During my first year of university, I was your typical student: studying hard, partying harder, travelling the country for dance competitions, and working towards an honours degree. By the same time the following year, I was struggling to stand up on my own.
I’d been battling for answers to my mystery symptoms for years, but it was only when my health significantly relapsed that I was finally diagnosed with Myalgic Encephalomyelitis (ME/CFS). Naturally, all this took place during my very first year of university, just as my young adult life was beginning.
With plenty of support and adjustments, I managed to continue my studies and graduate, but heaven knows it wasn’t without its challenges. Adapting to life as a newly disabled student, I often felt lonely, isolated, and like nobody else in the world could possibly understand what I was going through. I remember being shocked at how hard I had to fight for what I was entitled to, and how exhausting and disheartening the whole situation seemed. Being a student can be a tough time for any young person, but dealing with a fluctuating health condition adds an entirely new dimension of difficulty.
Despite all this, however, it’s safe to say that my time at university genuinely formed some of the best, most rewarding years of my life. Therefore, my primary goal going forward is to ensure that others are better informed on how to make the most of their own student life whilst managing their own condition.
The lack of disabled and chronically ill young people in education, employment or training is becoming an increasingly topical issue in the UK. Not every chronically ill young person will be well enough to study in any capacity, however the percentage of disabled students attending university is increasing year on year. I think we can all agree that better support for this population is needed; the little information that’s currently out there undoubtedly isn’t coming from chronically ill people themselves, and it’s high time we change that.
Much of the official ‘support’ that currently exists for disabled students focusses on only the academic side of university life, rather than the overall student experience. Until now, there has been comprehensive guide that chronically ill people in the UK could pick up if they were preparing to become students themselves, much less one written by somebody who’s experienced the process first-hand: somebody who knows that your reasons for going to university often stretch far beyond only the lectures and textbooks.

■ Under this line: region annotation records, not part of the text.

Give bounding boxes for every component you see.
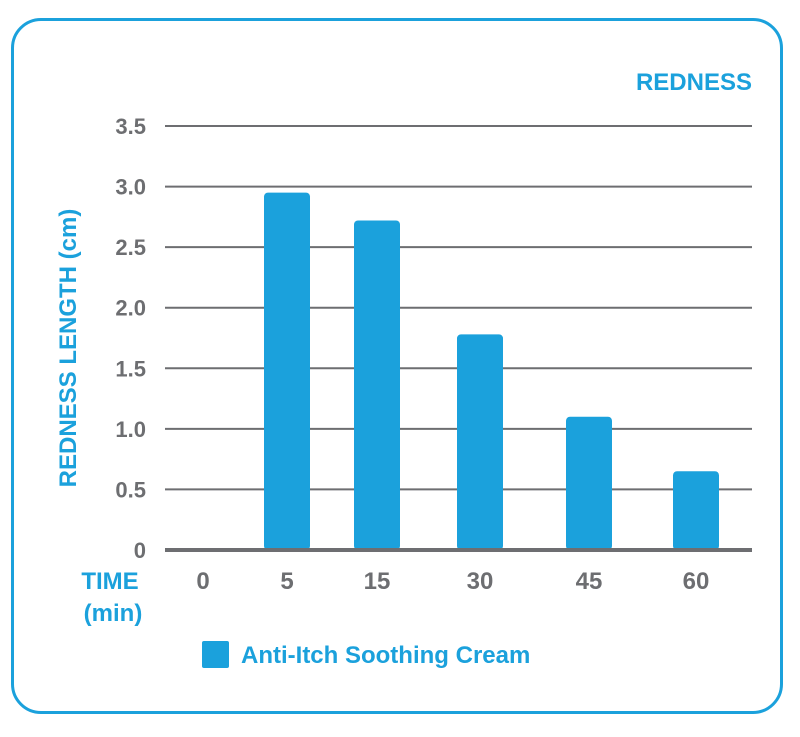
y-tick-label: 1.0: [115, 417, 146, 442]
y-tick-label: 2.0: [115, 296, 146, 321]
bar-60: [673, 471, 719, 550]
y-tick-label: 2.5: [115, 235, 146, 260]
y-tick-label: 3.0: [115, 175, 146, 200]
bars: [165, 192, 752, 552]
bar-5: [264, 192, 310, 550]
x-tick-label: 45: [576, 568, 603, 595]
x-tick-label: 15: [364, 568, 391, 595]
y-tick-label: 0: [134, 538, 146, 563]
bar-15: [354, 220, 400, 550]
y-tick-labels: 0 0.5 1.0 1.5 2.0 2.5 3.0 3.5: [115, 114, 146, 563]
x-axis-label-line2: (min): [84, 600, 143, 627]
chart-title: REDNESS: [636, 69, 752, 96]
y-tick-label: 1.5: [115, 356, 146, 381]
x-tick-label: 5: [280, 568, 293, 595]
x-tick-label: 60: [683, 568, 710, 595]
x-tick-label: 30: [467, 568, 494, 595]
x-tick-label: 0: [196, 568, 209, 595]
x-axis-label-line1: TIME: [81, 568, 138, 595]
bar-45: [566, 416, 612, 550]
y-axis-label: REDNESS LENGTH (cm): [55, 209, 82, 488]
y-tick-label: 3.5: [115, 114, 146, 139]
legend-swatch: [202, 641, 229, 668]
y-tick-label: 0.5: [115, 477, 146, 502]
legend-label: Anti-Itch Soothing Cream: [241, 642, 530, 669]
x-tick-labels: 0 5 15 30 45 60: [196, 568, 709, 595]
bar-30: [457, 334, 503, 550]
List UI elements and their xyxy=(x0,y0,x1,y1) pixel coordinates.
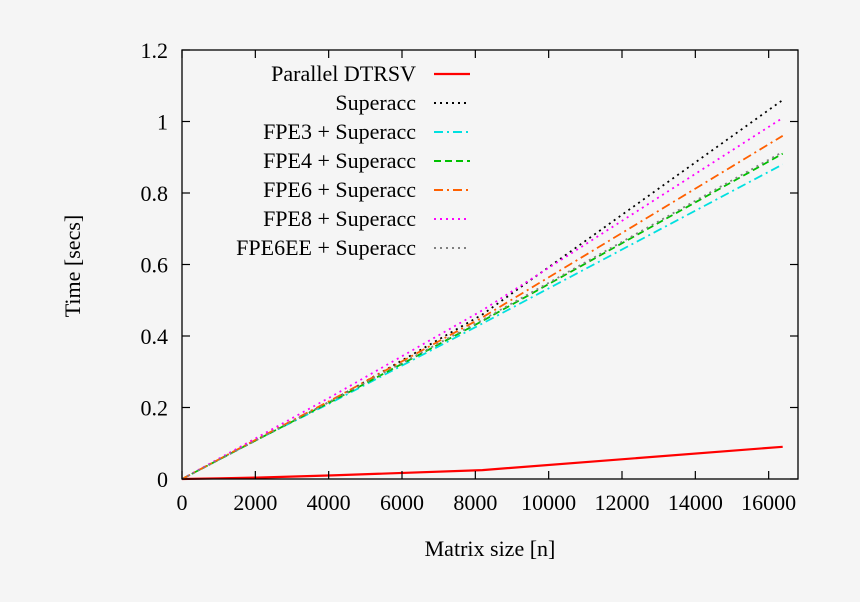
x-tick-label: 8000 xyxy=(453,490,497,515)
series-line-5 xyxy=(181,117,784,480)
x-tick-label: 0 xyxy=(177,490,188,515)
legend-label: FPE3 + Superacc xyxy=(263,119,416,144)
y-tick-label: 0 xyxy=(157,467,168,492)
legend-label: FPE6 + Superacc xyxy=(263,177,416,202)
y-tick-label: 1 xyxy=(157,110,168,135)
legend-label: Parallel DTRSV xyxy=(271,61,416,86)
legend-label: Superacc xyxy=(335,90,416,115)
x-tick-label: 14000 xyxy=(668,490,723,515)
y-tick-label: 0.2 xyxy=(141,396,169,421)
axes-layer: 0 2000 4000 6000 8000 10000 12000 14000 16000 0 0.… xyxy=(141,38,799,515)
x-tick-label: 12000 xyxy=(595,490,650,515)
y-tick-label: 0.4 xyxy=(141,324,169,349)
series-line-2 xyxy=(181,163,784,480)
y-axis-title: Time [secs] xyxy=(60,215,85,317)
legend: Parallel DTRSV Superacc FPE3 + Superacc FPE… xyxy=(236,61,470,260)
x-axis-title: Matrix size [n] xyxy=(425,536,556,561)
x-tick-label: 16000 xyxy=(741,490,796,515)
x-tick-label: 4000 xyxy=(307,490,351,515)
y-tick-label: 0.8 xyxy=(141,181,169,206)
x-tick-label: 10000 xyxy=(521,490,576,515)
legend-label: FPE6EE + Superacc xyxy=(236,235,416,260)
y-tick-label: 0.6 xyxy=(141,253,169,278)
y-tick-label: 1.2 xyxy=(141,38,169,63)
legend-label: FPE4 + Superacc xyxy=(263,148,416,173)
series-layer xyxy=(181,99,784,481)
series-line-6 xyxy=(181,151,784,480)
legend-label: FPE8 + Superacc xyxy=(263,206,416,231)
x-tick-label: 6000 xyxy=(380,490,424,515)
x-tick-label: 2000 xyxy=(233,490,277,515)
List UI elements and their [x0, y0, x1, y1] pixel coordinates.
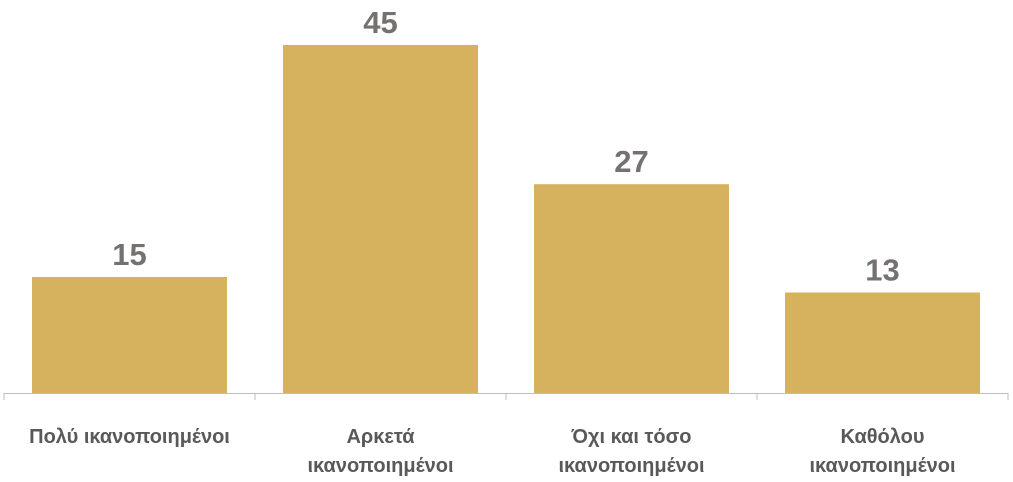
category-label-line: Καθόλου [840, 426, 924, 448]
bar-value-label-2: 45 [363, 5, 397, 40]
category-label-line: ικανοποιημένοι [307, 455, 453, 477]
bar-3 [534, 184, 729, 393]
bar-4 [785, 292, 980, 393]
bar-1 [32, 277, 227, 393]
category-label-3: Όχι και τόσο ικανοποιημένοι [558, 426, 704, 477]
category-label-line: Όχι και τόσο [570, 426, 691, 448]
category-label-4: Καθόλου ικανοποιημένοι [809, 426, 955, 477]
category-label-1: Πολύ ικανοποιημένοι [29, 426, 230, 448]
category-label-line: ικανοποιημένοι [809, 455, 955, 477]
bar-value-label-4: 13 [865, 253, 899, 288]
value-labels-group: 15 45 27 13 [112, 5, 899, 288]
category-label-2: Αρκετά ικανοποιημένοι [307, 426, 453, 477]
category-label-line: ικανοποιημένοι [558, 455, 704, 477]
category-labels-group: Πολύ ικανοποιημένοι Αρκετά ικανοποιημένοιΌ… [29, 426, 955, 477]
bars-group [32, 45, 980, 393]
bar-2 [283, 45, 478, 393]
bar-value-label-3: 27 [614, 144, 648, 179]
x-axis [3, 393, 1009, 400]
bar-value-label-1: 15 [112, 237, 146, 272]
category-label-line: Αρκετά [346, 426, 415, 448]
category-label-line: Πολύ ικανοποιημένοι [29, 426, 230, 448]
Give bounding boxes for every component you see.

Therefore, my experiences led me to write a book, to fill the gap I so painfully felt during my own student years. University and Chronic Illness: A Survival Guide is a chatty and relaxed, yet balanced and informative, resource: one that’s sincere and realistic about the challenges of studying with a fluctuating health condition, yet one which will hopefully empower future students to make informed decisions and to really get the most out of their time at university.
It’s time we ensure that this minority group have all the tools they need to thrive, and help make the invisible, visible. I hope with everything in me that this book marks an important step in facilitating change, and ensuring higher education becomes as inclusive for all as possible.